As a community-based arts organization, we want to reflect and respond to the needs of our community. Our mission lays out our vision:
To perform music that motivates and inspires our communities toward justice, diversity, inclusion, and equality as we strive for peace and build our web of mutuality.
Something not so obvious, perhaps, is the fact we sing music by a mix of choral creatives, highlighting in particular arrangers and composers of color, as well as women composers and arrangers, all from underrepresented communities. We have commissioned new works from a diverse array of musicians. We have included returning citizens [formally incarcerated] singers since our beginning and we have commissioned returning citizen composers to write music for us.
Our annual self-produced concerts reflect movements and timely justice struggles:
- Love Makes a Family [2014]
- Come Sit at the Welcome Table [2016]
- Together We Bring on the Light with Melanie DeMore [2017]
- Bayard Rustin: The Man Behind the Dream [2018]

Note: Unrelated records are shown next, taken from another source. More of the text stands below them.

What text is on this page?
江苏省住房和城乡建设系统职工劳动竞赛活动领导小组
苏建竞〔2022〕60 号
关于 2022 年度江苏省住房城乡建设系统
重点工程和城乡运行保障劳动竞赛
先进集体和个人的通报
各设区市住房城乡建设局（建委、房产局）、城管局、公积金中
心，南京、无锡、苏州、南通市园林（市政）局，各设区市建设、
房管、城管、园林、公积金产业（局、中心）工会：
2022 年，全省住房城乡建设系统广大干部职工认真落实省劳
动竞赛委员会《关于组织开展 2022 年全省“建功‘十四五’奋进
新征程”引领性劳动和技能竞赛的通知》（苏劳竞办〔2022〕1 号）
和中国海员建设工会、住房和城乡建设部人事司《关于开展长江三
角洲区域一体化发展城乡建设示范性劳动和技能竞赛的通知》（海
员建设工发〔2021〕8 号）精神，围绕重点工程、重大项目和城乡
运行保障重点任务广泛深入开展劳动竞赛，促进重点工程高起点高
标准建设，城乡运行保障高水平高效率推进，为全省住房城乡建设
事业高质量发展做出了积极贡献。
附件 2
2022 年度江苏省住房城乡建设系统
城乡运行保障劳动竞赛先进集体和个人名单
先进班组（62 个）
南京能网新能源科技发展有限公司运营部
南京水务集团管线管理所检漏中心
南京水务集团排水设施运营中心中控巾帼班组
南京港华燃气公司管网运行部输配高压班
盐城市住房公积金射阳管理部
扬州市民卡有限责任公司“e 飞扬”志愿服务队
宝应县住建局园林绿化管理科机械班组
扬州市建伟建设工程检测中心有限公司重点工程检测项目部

- Wade In: A Call to Action on Climate Change/Climate Justice [2019]
- Missa Gaia: Mass in Celebration of the Earth [2015 & 2019]
- Solidarity Dividend: A Concert with Returning Citizens [2022]
- Rise Up. Sing Out. March On [2022]
- Bread & Roses; A Celebration of International Women’s Day [2023]
- Standing on the Side of Love and Justice [2023]
As we celebrate a decade of singing together with the aim to inspire positive social change through music, we are grateful for the strong support of our singers and our community — our World House. We could not have done this without you.